The prima facie standard set in McDonnell Douglas is an evidentiary standard, not a pleading requirement. Swierkiewicz, 534 U.S. at 510. To survive a motion to dismiss under Rule 12(b)(6), a plaintiff is not required to allege facts corresponding to every element of a prima facie case of age discrimination. Id. Plaintiffs are only required to meet the pleading standard set forth by Federal Rule of Civil Procedure 8(a)(2). Id. at 512. Rule 8(a)(2) only requires a short and plain statement of the claim showing that the pleader is entitled to relief. Fed. R. Civ. P. 8(a)(2).

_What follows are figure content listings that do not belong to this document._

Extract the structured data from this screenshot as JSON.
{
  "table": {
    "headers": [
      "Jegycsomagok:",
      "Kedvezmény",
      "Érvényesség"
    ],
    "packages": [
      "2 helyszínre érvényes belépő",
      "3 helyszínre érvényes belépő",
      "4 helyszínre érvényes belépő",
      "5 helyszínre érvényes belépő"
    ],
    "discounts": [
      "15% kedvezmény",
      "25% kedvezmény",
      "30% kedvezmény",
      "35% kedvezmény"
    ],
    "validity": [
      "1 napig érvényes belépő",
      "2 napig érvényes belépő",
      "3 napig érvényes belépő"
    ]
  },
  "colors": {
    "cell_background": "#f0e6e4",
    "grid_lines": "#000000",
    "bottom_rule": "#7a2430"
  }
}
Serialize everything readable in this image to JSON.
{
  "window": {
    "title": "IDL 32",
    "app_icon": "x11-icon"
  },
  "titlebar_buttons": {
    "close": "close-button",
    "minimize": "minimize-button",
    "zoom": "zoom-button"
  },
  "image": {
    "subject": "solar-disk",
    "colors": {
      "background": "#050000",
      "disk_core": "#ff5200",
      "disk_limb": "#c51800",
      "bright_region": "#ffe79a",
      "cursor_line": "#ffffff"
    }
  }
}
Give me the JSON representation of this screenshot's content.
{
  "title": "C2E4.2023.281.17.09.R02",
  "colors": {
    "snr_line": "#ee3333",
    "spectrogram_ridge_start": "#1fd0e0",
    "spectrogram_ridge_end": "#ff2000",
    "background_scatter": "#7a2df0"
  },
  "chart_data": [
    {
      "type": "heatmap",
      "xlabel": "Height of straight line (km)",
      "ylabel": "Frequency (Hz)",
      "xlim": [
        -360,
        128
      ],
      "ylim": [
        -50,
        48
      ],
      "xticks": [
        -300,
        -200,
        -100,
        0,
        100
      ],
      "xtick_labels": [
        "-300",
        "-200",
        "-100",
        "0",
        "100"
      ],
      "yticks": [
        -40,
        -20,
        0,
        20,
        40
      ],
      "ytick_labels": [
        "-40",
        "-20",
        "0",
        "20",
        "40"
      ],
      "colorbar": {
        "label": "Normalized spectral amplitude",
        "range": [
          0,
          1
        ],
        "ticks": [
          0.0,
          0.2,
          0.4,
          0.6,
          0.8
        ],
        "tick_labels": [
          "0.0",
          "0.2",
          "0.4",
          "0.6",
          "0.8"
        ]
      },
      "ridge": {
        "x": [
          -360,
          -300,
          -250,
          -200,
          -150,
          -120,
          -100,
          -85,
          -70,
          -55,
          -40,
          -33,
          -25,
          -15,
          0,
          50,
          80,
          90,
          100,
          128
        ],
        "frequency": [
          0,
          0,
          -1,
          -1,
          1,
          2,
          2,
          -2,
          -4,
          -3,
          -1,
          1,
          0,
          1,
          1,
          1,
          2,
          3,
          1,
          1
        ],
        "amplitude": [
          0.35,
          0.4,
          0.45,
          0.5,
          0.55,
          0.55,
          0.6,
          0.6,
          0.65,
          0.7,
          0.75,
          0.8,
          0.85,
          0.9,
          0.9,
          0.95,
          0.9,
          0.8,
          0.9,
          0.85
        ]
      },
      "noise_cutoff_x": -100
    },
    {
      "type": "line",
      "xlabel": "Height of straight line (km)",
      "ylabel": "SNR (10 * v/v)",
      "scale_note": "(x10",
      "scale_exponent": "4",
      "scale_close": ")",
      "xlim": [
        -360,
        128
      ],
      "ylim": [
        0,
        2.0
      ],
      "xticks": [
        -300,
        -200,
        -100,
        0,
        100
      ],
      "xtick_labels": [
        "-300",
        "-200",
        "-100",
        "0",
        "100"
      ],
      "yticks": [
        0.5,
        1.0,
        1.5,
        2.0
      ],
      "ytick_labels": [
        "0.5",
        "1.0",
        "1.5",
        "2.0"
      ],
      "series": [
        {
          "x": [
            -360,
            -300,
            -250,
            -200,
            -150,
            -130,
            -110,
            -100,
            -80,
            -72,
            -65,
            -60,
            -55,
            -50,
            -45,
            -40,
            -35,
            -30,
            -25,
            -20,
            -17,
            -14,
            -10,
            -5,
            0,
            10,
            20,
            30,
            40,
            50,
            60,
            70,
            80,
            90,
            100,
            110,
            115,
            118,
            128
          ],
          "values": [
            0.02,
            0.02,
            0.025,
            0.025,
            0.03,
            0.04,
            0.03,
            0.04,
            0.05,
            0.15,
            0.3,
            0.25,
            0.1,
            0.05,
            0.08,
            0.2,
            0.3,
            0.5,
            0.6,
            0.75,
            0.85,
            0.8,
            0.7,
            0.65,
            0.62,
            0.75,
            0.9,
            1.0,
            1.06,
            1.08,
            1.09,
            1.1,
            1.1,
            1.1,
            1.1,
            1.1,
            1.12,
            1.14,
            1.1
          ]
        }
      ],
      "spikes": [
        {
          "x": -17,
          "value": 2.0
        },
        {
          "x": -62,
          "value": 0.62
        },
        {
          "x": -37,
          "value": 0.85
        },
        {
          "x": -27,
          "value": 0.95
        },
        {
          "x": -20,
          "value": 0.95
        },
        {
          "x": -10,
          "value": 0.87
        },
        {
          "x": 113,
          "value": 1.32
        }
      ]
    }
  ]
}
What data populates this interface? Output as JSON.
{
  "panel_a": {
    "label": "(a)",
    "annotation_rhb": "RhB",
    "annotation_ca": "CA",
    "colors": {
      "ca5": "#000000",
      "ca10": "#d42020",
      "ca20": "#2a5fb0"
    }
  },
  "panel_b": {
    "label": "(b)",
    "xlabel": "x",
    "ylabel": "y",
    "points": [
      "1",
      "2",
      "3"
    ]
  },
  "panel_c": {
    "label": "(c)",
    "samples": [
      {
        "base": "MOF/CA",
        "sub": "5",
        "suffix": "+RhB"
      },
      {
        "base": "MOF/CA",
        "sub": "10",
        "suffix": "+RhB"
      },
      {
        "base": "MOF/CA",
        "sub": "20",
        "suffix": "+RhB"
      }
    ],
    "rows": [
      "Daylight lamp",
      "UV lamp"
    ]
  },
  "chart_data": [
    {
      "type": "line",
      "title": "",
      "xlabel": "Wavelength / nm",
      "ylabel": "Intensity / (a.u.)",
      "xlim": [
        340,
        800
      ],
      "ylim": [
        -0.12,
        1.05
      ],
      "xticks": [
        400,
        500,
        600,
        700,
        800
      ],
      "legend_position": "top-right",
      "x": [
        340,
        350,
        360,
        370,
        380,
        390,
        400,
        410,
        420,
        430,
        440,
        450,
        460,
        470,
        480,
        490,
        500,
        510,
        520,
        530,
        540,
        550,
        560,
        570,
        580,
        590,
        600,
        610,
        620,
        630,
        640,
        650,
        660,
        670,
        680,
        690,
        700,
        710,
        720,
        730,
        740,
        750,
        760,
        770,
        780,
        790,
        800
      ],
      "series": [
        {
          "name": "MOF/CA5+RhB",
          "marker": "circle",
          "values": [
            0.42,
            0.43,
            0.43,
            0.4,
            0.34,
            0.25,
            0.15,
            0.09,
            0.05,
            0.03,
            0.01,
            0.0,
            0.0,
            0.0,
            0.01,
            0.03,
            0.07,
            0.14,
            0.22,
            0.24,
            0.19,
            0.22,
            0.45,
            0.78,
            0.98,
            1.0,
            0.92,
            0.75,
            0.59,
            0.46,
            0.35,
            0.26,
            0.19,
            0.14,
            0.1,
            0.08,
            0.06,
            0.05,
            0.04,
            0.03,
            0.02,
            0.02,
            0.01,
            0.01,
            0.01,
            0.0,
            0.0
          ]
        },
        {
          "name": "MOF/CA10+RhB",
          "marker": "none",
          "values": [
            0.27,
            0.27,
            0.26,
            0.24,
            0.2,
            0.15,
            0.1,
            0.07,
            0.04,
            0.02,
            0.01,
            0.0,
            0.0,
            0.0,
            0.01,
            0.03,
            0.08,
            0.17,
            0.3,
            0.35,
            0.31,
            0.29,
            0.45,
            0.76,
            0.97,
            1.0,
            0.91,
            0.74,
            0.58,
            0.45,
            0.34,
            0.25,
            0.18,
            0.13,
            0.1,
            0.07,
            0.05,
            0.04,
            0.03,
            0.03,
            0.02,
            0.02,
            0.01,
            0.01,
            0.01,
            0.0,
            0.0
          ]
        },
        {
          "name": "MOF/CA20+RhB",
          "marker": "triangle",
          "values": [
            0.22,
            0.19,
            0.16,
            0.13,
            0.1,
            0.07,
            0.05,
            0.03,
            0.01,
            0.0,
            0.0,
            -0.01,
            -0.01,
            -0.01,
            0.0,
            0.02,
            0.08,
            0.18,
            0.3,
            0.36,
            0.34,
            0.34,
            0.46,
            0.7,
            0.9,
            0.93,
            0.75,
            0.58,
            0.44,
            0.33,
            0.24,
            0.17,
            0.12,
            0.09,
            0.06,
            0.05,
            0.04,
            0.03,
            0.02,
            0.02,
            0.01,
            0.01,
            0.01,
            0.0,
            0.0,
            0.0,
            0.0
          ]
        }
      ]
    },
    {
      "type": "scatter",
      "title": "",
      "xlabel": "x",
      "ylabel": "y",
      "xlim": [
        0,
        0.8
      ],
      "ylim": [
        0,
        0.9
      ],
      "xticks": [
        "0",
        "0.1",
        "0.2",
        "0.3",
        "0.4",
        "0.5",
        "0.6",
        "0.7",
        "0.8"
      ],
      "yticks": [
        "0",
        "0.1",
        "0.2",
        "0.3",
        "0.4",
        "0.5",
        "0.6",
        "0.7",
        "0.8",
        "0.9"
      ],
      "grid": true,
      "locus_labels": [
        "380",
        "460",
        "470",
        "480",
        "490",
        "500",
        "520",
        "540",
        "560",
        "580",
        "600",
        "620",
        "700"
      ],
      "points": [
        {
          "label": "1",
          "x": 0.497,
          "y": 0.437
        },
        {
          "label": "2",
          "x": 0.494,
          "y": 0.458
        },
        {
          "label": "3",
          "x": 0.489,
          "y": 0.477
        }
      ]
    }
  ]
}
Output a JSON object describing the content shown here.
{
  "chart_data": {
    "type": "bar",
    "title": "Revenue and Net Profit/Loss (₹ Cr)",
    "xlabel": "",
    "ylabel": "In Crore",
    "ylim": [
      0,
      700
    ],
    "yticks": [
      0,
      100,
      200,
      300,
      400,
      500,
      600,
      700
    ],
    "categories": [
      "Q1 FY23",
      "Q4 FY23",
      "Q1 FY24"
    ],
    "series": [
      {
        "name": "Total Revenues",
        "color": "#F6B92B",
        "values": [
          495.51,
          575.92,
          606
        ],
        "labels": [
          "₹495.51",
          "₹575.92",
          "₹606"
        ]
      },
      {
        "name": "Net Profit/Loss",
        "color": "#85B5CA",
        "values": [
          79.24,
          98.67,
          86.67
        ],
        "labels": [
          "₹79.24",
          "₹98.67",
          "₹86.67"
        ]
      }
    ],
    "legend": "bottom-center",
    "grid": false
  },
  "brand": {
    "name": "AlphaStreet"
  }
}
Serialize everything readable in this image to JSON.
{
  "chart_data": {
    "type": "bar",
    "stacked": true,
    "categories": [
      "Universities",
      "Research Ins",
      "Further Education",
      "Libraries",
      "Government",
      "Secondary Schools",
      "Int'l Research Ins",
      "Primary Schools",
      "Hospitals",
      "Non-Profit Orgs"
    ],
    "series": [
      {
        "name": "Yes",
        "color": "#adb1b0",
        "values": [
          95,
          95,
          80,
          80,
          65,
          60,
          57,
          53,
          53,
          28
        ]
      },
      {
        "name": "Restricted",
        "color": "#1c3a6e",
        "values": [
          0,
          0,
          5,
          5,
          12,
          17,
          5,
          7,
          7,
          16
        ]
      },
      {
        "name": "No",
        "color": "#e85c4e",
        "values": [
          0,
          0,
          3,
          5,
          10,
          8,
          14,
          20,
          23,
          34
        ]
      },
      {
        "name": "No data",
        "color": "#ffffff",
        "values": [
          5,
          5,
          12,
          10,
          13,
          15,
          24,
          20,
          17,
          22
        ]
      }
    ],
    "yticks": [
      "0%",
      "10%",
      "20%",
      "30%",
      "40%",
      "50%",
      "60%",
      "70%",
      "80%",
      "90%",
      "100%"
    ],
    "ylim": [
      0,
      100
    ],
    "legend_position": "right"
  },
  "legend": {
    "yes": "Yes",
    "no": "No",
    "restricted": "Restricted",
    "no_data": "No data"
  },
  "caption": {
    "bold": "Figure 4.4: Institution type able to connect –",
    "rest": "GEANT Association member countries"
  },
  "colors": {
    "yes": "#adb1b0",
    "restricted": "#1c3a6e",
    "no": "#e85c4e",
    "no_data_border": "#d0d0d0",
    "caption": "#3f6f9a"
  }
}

Swanson was a member of the protected class at all relevant times. At the time of termination, she was 50 years old. It is undisputed that Swanson was terminated. It is also undisputed that at the time of her termination, Swanson was meeting Lilly’s legitimate expectations. Furthermore, in the Amended Complaint, Swanson alleges that she was replaced by someone substantially younger than her. Lilly argues the Amended Complaint states no basis upon which Swanson could know this information. However, Swanson’s response in opposition elaborates on the ages of the employees who replaced her (see Filing No. 52 at 8); see Geinosky v. City of Chicago, 675 F.3d 743, 745 n. 1 (7th Cir. 2012) (“A party appealing a Rule 12(b)(6) dismissal may elaborate on [her] factual allegations so long as the new elaborations are consistent with the pleadings.”). At the time of the [Covid-19 Vaccine] Mandate, Andrew Bauman is believed to have been 38 and Katherine Thrasher is believed to have been 32.
Based on this the court concluded that plaintiff has pled enough facts for a plausible age discrimination claim.